How Trueno accesses AWS, isolates your data, and stays out of your write path.
Trueno is read-only by design. This page documents the access model, data isolation, server-side SDK usage, and the things we have explicitly NOT done yet.
AWS access model
Trueno never asks for AWS access keys. Access is short-lived, external-ID gated, and revocable in one step.
- 01
You create a read-only IAM role
In your AWS account, you create a tiny IAM role whose trust policy names the Trueno principal and the external ID you generated in the dashboard.
- 02
You attach AWS-managed read-only policies
Examples: ReadOnlyAccess, SecurityAudit, AmazonEC2ReadOnlyAccess. No custom policies, no write actions. You choose the exact policy set during onboarding.
- 03
Trueno assumes the role via STS
On each scan, the platform calls sts:AssumeRole with your external ID. STS returns short-lived credentials. Nothing is persisted server-side beyond the role ARN and the external ID hash.
- 04
Read-only AWS API calls happen on the server
All AWS SDK calls originate from server-side code marked import "server-only". SDK packages never ship in the client bundle.
Workspace data isolation
Row-level security on every workspace table
Findings, resources, scans, recommendations, comments — every row carries an organization_id, and every read is gated by an RLS policy. A workspace cannot read another workspace's rows even if the application code regressed.

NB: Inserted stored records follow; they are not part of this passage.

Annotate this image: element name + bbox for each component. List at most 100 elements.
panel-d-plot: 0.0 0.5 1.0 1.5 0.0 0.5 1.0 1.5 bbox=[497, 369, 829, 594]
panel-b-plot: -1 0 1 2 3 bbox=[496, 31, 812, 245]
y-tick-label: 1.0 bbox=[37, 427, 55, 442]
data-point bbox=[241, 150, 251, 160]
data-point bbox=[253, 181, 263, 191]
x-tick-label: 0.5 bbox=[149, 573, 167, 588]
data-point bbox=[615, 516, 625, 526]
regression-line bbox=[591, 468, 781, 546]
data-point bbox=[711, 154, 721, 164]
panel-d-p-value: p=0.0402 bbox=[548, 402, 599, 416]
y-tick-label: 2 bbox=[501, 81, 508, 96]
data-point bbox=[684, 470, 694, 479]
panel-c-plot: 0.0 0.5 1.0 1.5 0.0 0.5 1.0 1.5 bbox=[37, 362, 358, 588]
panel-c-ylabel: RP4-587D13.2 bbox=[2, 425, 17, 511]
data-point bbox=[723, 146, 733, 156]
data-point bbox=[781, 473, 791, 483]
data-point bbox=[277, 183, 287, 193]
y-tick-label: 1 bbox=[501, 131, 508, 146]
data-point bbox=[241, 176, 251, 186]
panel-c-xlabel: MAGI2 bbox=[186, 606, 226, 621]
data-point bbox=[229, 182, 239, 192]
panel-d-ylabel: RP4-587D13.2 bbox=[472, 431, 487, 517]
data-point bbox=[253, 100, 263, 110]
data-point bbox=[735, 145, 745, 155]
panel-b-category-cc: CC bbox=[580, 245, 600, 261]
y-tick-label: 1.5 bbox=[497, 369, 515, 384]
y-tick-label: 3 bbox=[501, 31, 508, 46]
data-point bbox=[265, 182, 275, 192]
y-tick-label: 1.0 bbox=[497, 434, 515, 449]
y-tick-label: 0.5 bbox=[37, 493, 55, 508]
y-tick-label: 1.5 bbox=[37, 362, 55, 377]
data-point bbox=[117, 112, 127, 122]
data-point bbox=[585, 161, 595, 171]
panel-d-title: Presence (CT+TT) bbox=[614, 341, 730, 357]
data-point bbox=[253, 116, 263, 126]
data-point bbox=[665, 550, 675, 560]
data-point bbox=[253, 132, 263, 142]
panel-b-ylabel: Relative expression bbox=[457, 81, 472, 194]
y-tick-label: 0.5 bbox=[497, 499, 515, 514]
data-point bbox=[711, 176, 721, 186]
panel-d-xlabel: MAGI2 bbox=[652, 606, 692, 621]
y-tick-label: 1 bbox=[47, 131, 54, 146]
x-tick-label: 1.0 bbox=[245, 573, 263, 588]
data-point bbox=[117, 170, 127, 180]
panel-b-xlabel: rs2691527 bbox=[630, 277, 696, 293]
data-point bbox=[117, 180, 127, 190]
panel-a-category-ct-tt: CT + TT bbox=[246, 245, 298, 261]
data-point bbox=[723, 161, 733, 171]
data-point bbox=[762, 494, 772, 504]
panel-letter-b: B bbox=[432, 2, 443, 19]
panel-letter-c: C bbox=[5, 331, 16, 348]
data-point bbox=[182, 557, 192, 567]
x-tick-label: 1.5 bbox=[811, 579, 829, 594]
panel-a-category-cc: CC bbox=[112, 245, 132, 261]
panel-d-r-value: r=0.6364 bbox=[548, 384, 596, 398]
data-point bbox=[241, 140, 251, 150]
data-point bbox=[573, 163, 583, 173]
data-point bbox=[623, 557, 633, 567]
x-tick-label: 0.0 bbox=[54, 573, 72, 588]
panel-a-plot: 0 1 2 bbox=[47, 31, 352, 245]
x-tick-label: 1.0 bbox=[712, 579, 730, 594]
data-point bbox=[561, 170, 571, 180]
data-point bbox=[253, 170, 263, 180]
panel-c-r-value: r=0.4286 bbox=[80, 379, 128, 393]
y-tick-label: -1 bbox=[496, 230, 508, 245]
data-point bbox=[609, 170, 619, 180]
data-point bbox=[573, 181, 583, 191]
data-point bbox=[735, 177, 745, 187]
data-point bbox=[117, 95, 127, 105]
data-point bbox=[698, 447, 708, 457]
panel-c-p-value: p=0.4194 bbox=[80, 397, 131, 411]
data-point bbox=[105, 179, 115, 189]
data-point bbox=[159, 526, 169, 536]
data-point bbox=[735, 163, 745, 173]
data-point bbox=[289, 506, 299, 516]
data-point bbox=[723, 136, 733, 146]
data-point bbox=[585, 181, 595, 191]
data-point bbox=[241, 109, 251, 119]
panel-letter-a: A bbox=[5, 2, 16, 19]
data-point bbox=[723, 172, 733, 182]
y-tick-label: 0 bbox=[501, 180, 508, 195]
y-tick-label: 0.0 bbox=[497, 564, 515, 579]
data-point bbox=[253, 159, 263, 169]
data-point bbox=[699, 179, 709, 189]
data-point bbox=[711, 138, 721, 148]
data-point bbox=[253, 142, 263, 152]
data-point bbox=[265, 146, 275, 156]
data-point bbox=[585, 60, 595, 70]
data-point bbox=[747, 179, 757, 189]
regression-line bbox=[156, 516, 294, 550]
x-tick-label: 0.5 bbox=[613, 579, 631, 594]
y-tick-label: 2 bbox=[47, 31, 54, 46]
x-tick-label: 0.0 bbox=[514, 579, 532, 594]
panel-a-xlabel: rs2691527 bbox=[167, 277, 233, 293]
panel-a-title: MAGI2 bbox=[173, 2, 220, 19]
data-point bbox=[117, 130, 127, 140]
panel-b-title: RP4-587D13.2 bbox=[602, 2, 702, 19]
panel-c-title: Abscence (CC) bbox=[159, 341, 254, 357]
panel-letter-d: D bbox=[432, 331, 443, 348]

Service-role writes are scoped to system paths
Only the async processor and scan runners use the Supabase service-role key. User-facing routes always use the request-scoped user client. The boundary is enforced at the repo layer.
No cross-tenant aggregation
We don't pool findings across workspaces. There's no "benchmark vs. your peers" feature. There's no training data extracted from your environment.
External-ID gated trust
Your workspace generates a unique external ID. The IAM trust policy you write in AWS includes that external ID as a sts:ExternalId condition. This defeats the confused-deputy pattern at the AWS layer, not just in our application.
Revocation
You revoke Trueno's access from your AWS console, not from the Trueno dashboard. The IAM role you created is the single point of access. Delete it and the relationship ends.
- 1
Open the AWS IAM console and delete the role Trueno assumes.
- 2
From that moment forward, AssumeRole calls return AccessDenied — no further scans can run for that account.
- 3
Optionally, also disconnect the account in /dashboard/aws-accounts to remove the stored ARN and external ID.
Honest limitations
The biggest risk in a security page is overclaiming. Here is what we have NOT done yet:
No SOC 2 / HIPAA / ISO 27001 / PCI-DSS today
We are early access. None of these certifications have been audited or are in flight. We will publish the roadmap once a customer commits to a paid plan that requires one.
No bug bounty program yet
Responsible-disclosure reports are welcome at the contact below — but there is no monetary reward or formal program in place during early access.
No penetration test on file
The platform has not been third-party pentested. We rely on Next.js, Supabase, and Vercel's hardened defaults, plus the AWS read-only access model. This will change before GA.
Backups are managed by Supabase
Workspace data lives in Supabase Postgres. Backups follow Supabase's published policy. We do not maintain a separate backup pipeline today.